Night Watch (Phillips)

THIS REVIEW CONTAINS SPOILERS!!!

When I started this blogging business, I made a promise to myself – no spoilers. I may have accidentally broken that promise at times or spoiled things that I didn’t consider to be major, but now I’m going to do it on purpose.

THIS REVIEW CONTAINS SPOILERS!!!

At times, Phillips apparently Pulitzer Prize-winning approach seems to mirror that of Ransom Riggs in Miss Peregrine’s Home for Peculiar Research. This is not a completely bad thing, but like Riggs, Phillips at times seems to be writing in the service of the research and photographs rather than letting the research and photographs serve her writing.

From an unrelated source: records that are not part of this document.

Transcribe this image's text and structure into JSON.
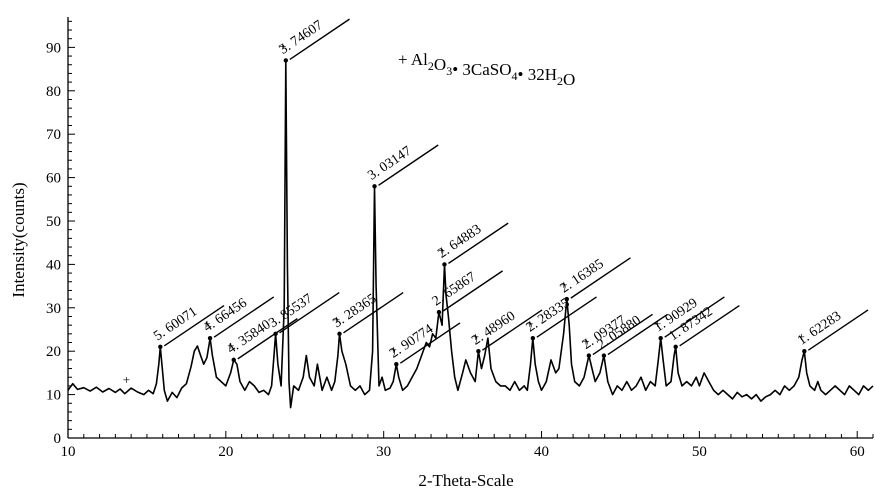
{
  "chart_data": {
    "type": "line",
    "xlabel": "2-Theta-Scale",
    "ylabel": "Intensity(counts)",
    "xlim": [
      10,
      61
    ],
    "ylim": [
      0,
      97
    ],
    "x_ticks": [
      10,
      20,
      30,
      40,
      50,
      60
    ],
    "y_ticks": [
      0,
      10,
      20,
      30,
      40,
      50,
      60,
      70,
      80,
      90
    ],
    "grid": false,
    "legend": {
      "marker": "+",
      "parts": [
        {
          "t": "Al",
          "s": false
        },
        {
          "t": "2",
          "s": true
        },
        {
          "t": "O",
          "s": false
        },
        {
          "t": "3",
          "s": true
        },
        {
          "t": "• 3CaSO",
          "s": false
        },
        {
          "t": "4",
          "s": true
        },
        {
          "t": "• 32H",
          "s": false
        },
        {
          "t": "2",
          "s": true
        },
        {
          "t": "O",
          "s": false
        }
      ],
      "placement": "top-center"
    },
    "trace": [
      [
        10.0,
        11.0
      ],
      [
        10.3,
        12.5
      ],
      [
        10.6,
        11.2
      ],
      [
        11.0,
        11.6
      ],
      [
        11.4,
        10.8
      ],
      [
        11.8,
        11.7
      ],
      [
        12.2,
        10.6
      ],
      [
        12.6,
        11.4
      ],
      [
        13.0,
        10.5
      ],
      [
        13.3,
        11.3
      ],
      [
        13.6,
        10.2
      ],
      [
        14.0,
        11.5
      ],
      [
        14.4,
        10.6
      ],
      [
        14.8,
        10.0
      ],
      [
        15.1,
        11.0
      ],
      [
        15.4,
        10.2
      ],
      [
        15.6,
        12.5
      ],
      [
        15.75,
        17.0
      ],
      [
        15.85,
        21.0
      ],
      [
        15.95,
        17.0
      ],
      [
        16.1,
        11.0
      ],
      [
        16.3,
        8.5
      ],
      [
        16.6,
        10.5
      ],
      [
        16.9,
        9.3
      ],
      [
        17.2,
        11.5
      ],
      [
        17.5,
        12.5
      ],
      [
        17.8,
        16.5
      ],
      [
        18.0,
        20.0
      ],
      [
        18.2,
        21.2
      ],
      [
        18.4,
        19.0
      ],
      [
        18.6,
        17.0
      ],
      [
        18.8,
        18.5
      ],
      [
        19.0,
        23.0
      ],
      [
        19.15,
        19.0
      ],
      [
        19.4,
        14.0
      ],
      [
        19.7,
        13.0
      ],
      [
        20.0,
        12.0
      ],
      [
        20.3,
        15.0
      ],
      [
        20.5,
        18.0
      ],
      [
        20.7,
        17.0
      ],
      [
        20.9,
        13.0
      ],
      [
        21.2,
        11.0
      ],
      [
        21.5,
        13.0
      ],
      [
        21.8,
        12.0
      ],
      [
        22.1,
        10.5
      ],
      [
        22.4,
        11.0
      ],
      [
        22.7,
        10.0
      ],
      [
        22.9,
        12.0
      ],
      [
        23.05,
        19.0
      ],
      [
        23.15,
        24.0
      ],
      [
        23.3,
        17.0
      ],
      [
        23.5,
        12.0
      ],
      [
        23.7,
        30.0
      ],
      [
        23.8,
        87.0
      ],
      [
        23.9,
        40.0
      ],
      [
        24.0,
        13.0
      ],
      [
        24.1,
        7.0
      ],
      [
        24.3,
        12.0
      ],
      [
        24.6,
        11.0
      ],
      [
        24.9,
        14.0
      ],
      [
        25.1,
        19.0
      ],
      [
        25.3,
        14.0
      ],
      [
        25.6,
        12.0
      ],
      [
        25.8,
        17.0
      ],
      [
        26.1,
        11.0
      ],
      [
        26.4,
        14.0
      ],
      [
        26.7,
        11.0
      ],
      [
        26.9,
        13.0
      ],
      [
        27.1,
        19.0
      ],
      [
        27.2,
        24.0
      ],
      [
        27.35,
        20.0
      ],
      [
        27.6,
        17.0
      ],
      [
        27.9,
        12.0
      ],
      [
        28.2,
        11.0
      ],
      [
        28.5,
        12.0
      ],
      [
        28.8,
        10.0
      ],
      [
        29.1,
        11.0
      ],
      [
        29.3,
        20.0
      ],
      [
        29.42,
        58.0
      ],
      [
        29.52,
        35.0
      ],
      [
        29.7,
        12.0
      ],
      [
        29.9,
        14.0
      ],
      [
        30.1,
        11.0
      ],
      [
        30.4,
        11.5
      ],
      [
        30.6,
        13.0
      ],
      [
        30.8,
        17.0
      ],
      [
        30.95,
        14.0
      ],
      [
        31.2,
        11.0
      ],
      [
        31.5,
        12.0
      ],
      [
        31.8,
        14.0
      ],
      [
        32.1,
        16.0
      ],
      [
        32.4,
        19.0
      ],
      [
        32.7,
        22.0
      ],
      [
        32.9,
        21.0
      ],
      [
        33.1,
        24.0
      ],
      [
        33.3,
        23.0
      ],
      [
        33.5,
        29.0
      ],
      [
        33.7,
        26.0
      ],
      [
        33.85,
        40.0
      ],
      [
        33.95,
        33.0
      ],
      [
        34.1,
        28.0
      ],
      [
        34.3,
        20.0
      ],
      [
        34.5,
        14.0
      ],
      [
        34.7,
        11.0
      ],
      [
        35.0,
        15.0
      ],
      [
        35.2,
        18.0
      ],
      [
        35.5,
        15.0
      ],
      [
        35.8,
        13.0
      ],
      [
        36.0,
        20.0
      ],
      [
        36.2,
        16.0
      ],
      [
        36.4,
        19.0
      ],
      [
        36.6,
        23.0
      ],
      [
        36.8,
        16.0
      ],
      [
        37.1,
        13.0
      ],
      [
        37.4,
        12.0
      ],
      [
        37.7,
        12.0
      ],
      [
        38.0,
        11.0
      ],
      [
        38.3,
        13.0
      ],
      [
        38.6,
        11.0
      ],
      [
        38.9,
        12.0
      ],
      [
        39.1,
        11.0
      ],
      [
        39.3,
        17.0
      ],
      [
        39.45,
        23.0
      ],
      [
        39.6,
        17.0
      ],
      [
        39.8,
        13.0
      ],
      [
        40.0,
        11.0
      ],
      [
        40.3,
        13.0
      ],
      [
        40.6,
        18.0
      ],
      [
        40.9,
        15.0
      ],
      [
        41.1,
        16.0
      ],
      [
        41.4,
        24.0
      ],
      [
        41.6,
        32.0
      ],
      [
        41.75,
        26.0
      ],
      [
        41.9,
        17.0
      ],
      [
        42.1,
        13.0
      ],
      [
        42.4,
        12.0
      ],
      [
        42.7,
        14.0
      ],
      [
        43.0,
        19.0
      ],
      [
        43.2,
        16.0
      ],
      [
        43.4,
        13.0
      ],
      [
        43.7,
        15.0
      ],
      [
        43.95,
        19.0
      ],
      [
        44.2,
        13.0
      ],
      [
        44.5,
        10.0
      ],
      [
        44.8,
        12.0
      ],
      [
        45.1,
        11.0
      ],
      [
        45.4,
        13.0
      ],
      [
        45.7,
        11.0
      ],
      [
        46.0,
        12.0
      ],
      [
        46.3,
        14.0
      ],
      [
        46.6,
        11.0
      ],
      [
        46.9,
        13.0
      ],
      [
        47.2,
        12.0
      ],
      [
        47.4,
        18.0
      ],
      [
        47.55,
        23.0
      ],
      [
        47.7,
        18.0
      ],
      [
        47.9,
        12.0
      ],
      [
        48.2,
        13.0
      ],
      [
        48.4,
        19.0
      ],
      [
        48.5,
        21.0
      ],
      [
        48.65,
        15.0
      ],
      [
        48.9,
        12.0
      ],
      [
        49.2,
        13.0
      ],
      [
        49.5,
        12.0
      ],
      [
        49.8,
        14.0
      ],
      [
        50.0,
        12.0
      ],
      [
        50.3,
        15.0
      ],
      [
        50.6,
        13.0
      ],
      [
        50.9,
        11.0
      ],
      [
        51.2,
        10.0
      ],
      [
        51.5,
        11.0
      ],
      [
        51.8,
        10.0
      ],
      [
        52.1,
        9.0
      ],
      [
        52.4,
        10.5
      ],
      [
        52.7,
        9.5
      ],
      [
        53.0,
        10.0
      ],
      [
        53.3,
        9.0
      ],
      [
        53.6,
        10.0
      ],
      [
        53.9,
        8.5
      ],
      [
        54.2,
        9.5
      ],
      [
        54.5,
        10.0
      ],
      [
        54.8,
        11.0
      ],
      [
        55.1,
        10.0
      ],
      [
        55.4,
        12.0
      ],
      [
        55.7,
        11.0
      ],
      [
        56.0,
        12.0
      ],
      [
        56.3,
        14.0
      ],
      [
        56.5,
        18.0
      ],
      [
        56.65,
        20.0
      ],
      [
        56.8,
        15.0
      ],
      [
        57.0,
        12.0
      ],
      [
        57.3,
        11.0
      ],
      [
        57.5,
        13.0
      ],
      [
        57.7,
        11.0
      ],
      [
        58.0,
        10.0
      ],
      [
        58.3,
        11.0
      ],
      [
        58.6,
        12.0
      ],
      [
        58.9,
        11.0
      ],
      [
        59.2,
        10.0
      ],
      [
        59.5,
        12.0
      ],
      [
        59.8,
        11.0
      ],
      [
        60.1,
        10.0
      ],
      [
        60.4,
        12.0
      ],
      [
        60.7,
        11.0
      ],
      [
        61.0,
        12.0
      ]
    ],
    "peaks": [
      {
        "x": 15.85,
        "y": 21.0,
        "label": "5. 60071",
        "plus": false
      },
      {
        "x": 19.0,
        "y": 23.0,
        "label": "4. 66456",
        "plus": true
      },
      {
        "x": 20.5,
        "y": 18.0,
        "label": "4. 35840",
        "plus": true
      },
      {
        "x": 23.15,
        "y": 24.0,
        "label": "3. 85537",
        "plus": false
      },
      {
        "x": 23.8,
        "y": 87.0,
        "label": "3. 74607",
        "plus": true
      },
      {
        "x": 27.2,
        "y": 24.0,
        "label": "3. 28365",
        "plus": true
      },
      {
        "x": 29.42,
        "y": 58.0,
        "label": "3. 03147",
        "plus": false
      },
      {
        "x": 30.8,
        "y": 17.0,
        "label": "2. 90774",
        "plus": true
      },
      {
        "x": 33.5,
        "y": 29.0,
        "label": "2. 65867",
        "plus": false
      },
      {
        "x": 33.85,
        "y": 40.0,
        "label": "2. 64883",
        "plus": true
      },
      {
        "x": 36.0,
        "y": 20.0,
        "label": "2. 48960",
        "plus": true
      },
      {
        "x": 39.45,
        "y": 23.0,
        "label": "2. 28335",
        "plus": true
      },
      {
        "x": 41.6,
        "y": 32.0,
        "label": "2. 16385",
        "plus": true
      },
      {
        "x": 43.0,
        "y": 19.0,
        "label": "2. 09377",
        "plus": true
      },
      {
        "x": 43.95,
        "y": 19.0,
        "label": "2. 05880",
        "plus": false
      },
      {
        "x": 47.55,
        "y": 23.0,
        "label": "1. 90929",
        "plus": true
      },
      {
        "x": 48.5,
        "y": 21.0,
        "label": "1. 87342",
        "plus": false
      },
      {
        "x": 56.65,
        "y": 20.0,
        "label": "1. 62283",
        "plus": true
      }
    ],
    "extra_markers": [
      {
        "x": 13.7,
        "y": 12.0
      }
    ]
  }
}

And the first half of the book skips around in time and narration because why? Then it settles at the Asylum. Fine – good, even. At that point, I just wanted her to tell the &^%$ story. One character has amnesia. Then a second has amnesia – or is just pretending, maybe? Then a third character, who has abandoned two others at the asylum returns, perhaps, Phillips suggests, seeing the asylum as preferential to prison? But if that was truly the reason, then why the outlandish behavior when he admitted himself? Then he kind of disappears into the background as an occasional threat / reminder of the past. Then the lesser of the two amnesiacs – the one who might have been pretending or may have recovered – recognizes (how? Did anyone catch this? At this point, I was just reading to finish.) – the legitimate amnesiac as her husband. They go to explain things to the head doctor who has been courting/curing the lesser amnesiac, only to have the man who turned himself in reappear (we later learn that he has escaped) to shoot the doctor. Why? He clearly did not love the lesser amnesiac. His treatment of her is brutal. And we have the man (the true amnesiac) literally jumping in front of the gun to save the day. At the center of this mess is ConaLee, a 12-year-old girl. I’m pretty sure I know who her father is, but then there’s some suggestion about the question of her motherhood because of the mysterious root woman who lives up the hill who seems to have had sex with the true amnesiac, but then there is a mention of a three-year interval before ConaLee was born, so maybe I am making this up, but then why mention the relationship? To show why Dearbhla cares for him so much and goes to find him? I don’t know. And then look, it all ends happily ever after.